Indicators of future inflation, such as two-year and five-year swaps, have surged to multi-year highs, suggesting concerns that a trade war could increase consumption costs. Additionally, a significant part of the Treasury yield curve has recently inverted, indicating a potential recession on the horizon. Real-time GDP trackers, including the Atlanta Fed’s GDP, have pointed to a notable contraction in economic activity.
Has BTC Failed as Digital Gold?
Stagflation could create an ideal environment for assets viewed as stores of value, like bitcoin, to excel. For comparison, gold has appreciated by 13% this year.
However, the bullish narrative surrounding cryptocurrency proposed by its advocates has yet to materialize, as BTC’s correlation with U.S. stocks has intensified in recent weeks.
This correlation does not necessarily imply that BTC has lost its status as a safe haven, according to Noelle Acheson.

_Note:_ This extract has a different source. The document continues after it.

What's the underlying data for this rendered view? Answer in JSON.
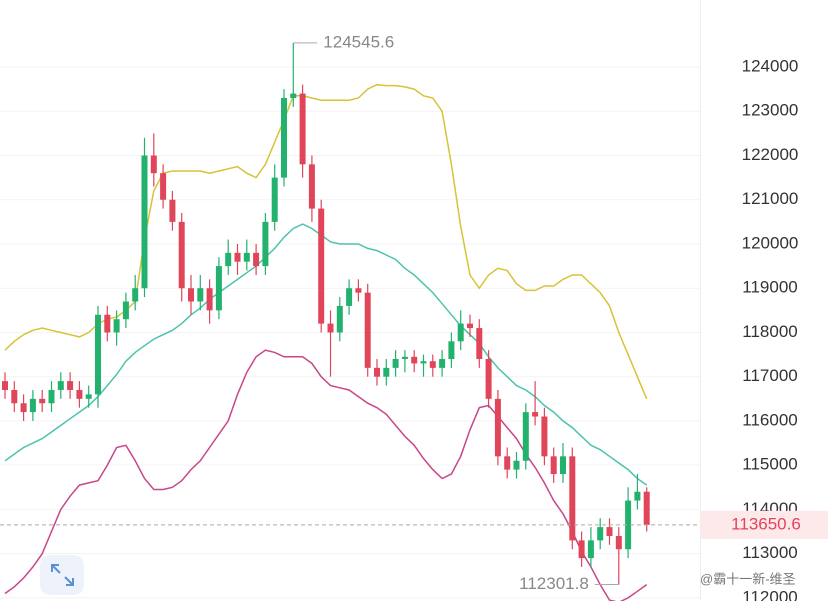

“In the short term, BTC behaves like a risk asset, with prices influenced by the most recent trade; yet in the long term, it is a secure asset due to its verifiable hard cap and global utility. Currently, the market is in a risk-averse state, and macro portfolios are reducing their positions. We are still waiting for new inflows that could trigger the subsequent phase of its rally; this may take time given the high level of uncertainty among both institutional and retail investors,” Acheson explained.
She noted that the underlying positive forces remain, and once the market adapts to the new economic conditions, inflows into the crypto sector are likely to pick up again.
“The positive factors are still in play, with increasing education, new institutional services launching, and governments around the world establishing regulatory frameworks that will be attractive to institutions (and subsequently to mainstream retail),” Acheson remarked.
Mispricing in Stagflation
Markus Thielen, founder of 10x Research, presented a slightly different viewpoint, suggesting that the market’s interpretation of the situation as stagflation might be incorrect.
“What we are likely seeing is a preemptive response to tariff effects, resulting in a temporary surge in commodity demand that will likely diminish in the coming months. Furthermore, uncertainty surrounding DOGE is impacting growth forecasts,” Thielen commented to CoinDesk.
He added that a potentially dovish tone from the Fed later this week could rekindle a bullish sentiment for risk assets, including BTC. Recently, Trump suspended a proposal to double U.S. tariffs on Canadian steel and metal imports to 50%. The Fed is scheduled to unveil its rate review on Wednesday.
“Recent remarks from Trump indicating a possible easing of aggressive trade policies, alongside a mildly dovish stance from the Fed this week, could create an opportunity for a rebound in growth-oriented assets. Historically, adopting a stance favoring prolonged stagflation has rarely been a successful strategy over the past 40 years,” Thielen concluded.